Anticipe (Interdisciplinary Research Unit for the Prevention and Treatment of Cancer), INSERM Unit 1086, Caen, France.
J Natl Compr Canc Netw. 2023 May;21(5):473-479.e4. doi: 10.6004/jnccn.2022.7101.
Current standards for toxicity reporting do not fully capture the impact of adverse events (AEs) on patients' quality of life (QoL). This study aimed to evaluate the association between toxicity and QoL by using toxicity scores that take into account CTCAE grade grouping and AE duration and cumulation.

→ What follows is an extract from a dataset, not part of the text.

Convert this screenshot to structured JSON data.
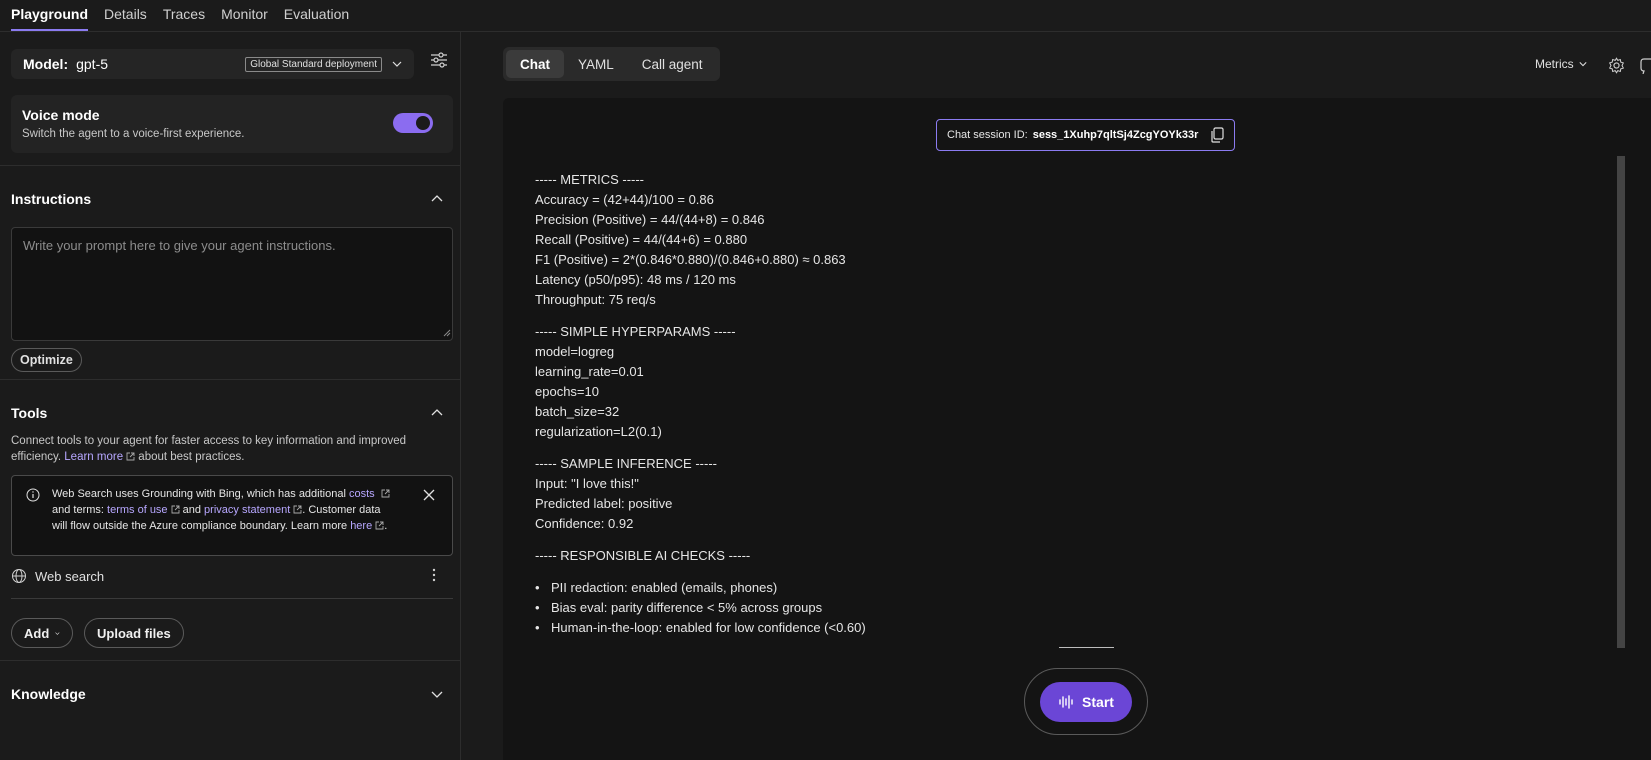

Analyses were performed on the AURELIA trial dataset, including 361 patients with platinum-resistant ovarian cancer treated with chemotherapy alone or with bevacizumab. Global and physical functioning QoL were issued from the EORTC QoL Questionnaire-Core 30 (QLQ-C30), collected at baseline and 8/9 and 16/18 weeks after treatment initiation. Four toxicity scores were computed: the total number of AEs, multiplied by their grade and not, and the cumulative duration of AEs, weighted by their grade and not. Each score included all AEs or only grade 3/4 nonlaboratory or treatment-related AEs. The relationship between toxicity scores and QoL was assessed through linear mixed regression.
We found that 171 (47.5%) and 43 (11.9%) patients experienced at least one grade 3 or 4 AE, respectively, whereas 113 (31.4%) experienced grade 2 AEs only. Physical QoL was negatively associated with all toxicity scores when computed with all grades of AEs (all P<.01), with a weaker association when treatment-related AEs were considered. Global QoL was negatively associated with toxicity scores computed with nonlaboratory all-grade AEs only (β, -3.42 to -3.13; all P<.01). Degrees of association were lower when considering the AE duration.
In this analysis of patients with platinum-resistant ovarian cancer, toxicity scores based on the cumulative number of AEs, modulated or not by grade, were more effective at predicting QoL changes than those based on AE duration. Toxicity impact on QoL was better reflected when grade 2 AEs were taken into account together with grade 3/4 AEs, whatever their treatment imputability, and when laboratory AEs were excluded.
目前的毒性报告标准并未充分捕捉不良反应(AE)对患者生活质量(QoL)的影响。本研究旨在通过使用考虑 CTCAE 分级分组以及 AE 持续时间和累积的毒性评分来评估毒性与 QoL 之间的关系。
对 AURELIA 试验数据集进行了分析,纳入了 361 例铂耐药卵巢癌患者,他们单独接受化疗或联合贝伐珠单抗治疗。全球和躯体功能 QoL 由 EORTC QoL 问卷核心 30 项(QLQ-C30)评估,在治疗开始时以及 8/9 和 16/18 周后采集。计算了 4 个毒性评分:AE 的总数,乘以其等级和不乘以其等级,以及 AE 的累积持续时间,乘以其等级和不乘以其等级。每个评分均包含所有 AE 或仅 3/4 级非实验室或与治疗相关的 AE。通过线性混合回归评估毒性评分与 QoL 之间的关系。
我们发现,分别有 171(47.5%)和 43(11.9%)例患者经历了至少 1 次 3/4 级 AE,而 113(31.4%)例患者仅经历了 2 级 AE。当计算所有等级的 AE 时,躯体 QoL 与所有毒性评分均呈负相关(均 P<.01),当考虑与治疗相关的 AE 时,相关性较弱。当仅考虑非实验室所有等级 AE 时,全球 QoL 与毒性评分呈负相关(β,-3.42 至-3.13;均 P<.01)。当考虑 AE 持续时间时,相关性程度较低。
在这项铂耐药卵巢癌患者的分析中,基于累积 AE 数量的毒性评分(无论是否调节等级),比基于 AE 持续时间的评分更能有效预测 QoL 变化。当将 2 级 AE 与 3/4 级 AE 一起考虑,无论其治疗归因如何,并且当排除实验室 AE 时,毒性对 QoL 的影响能更好地反映出来。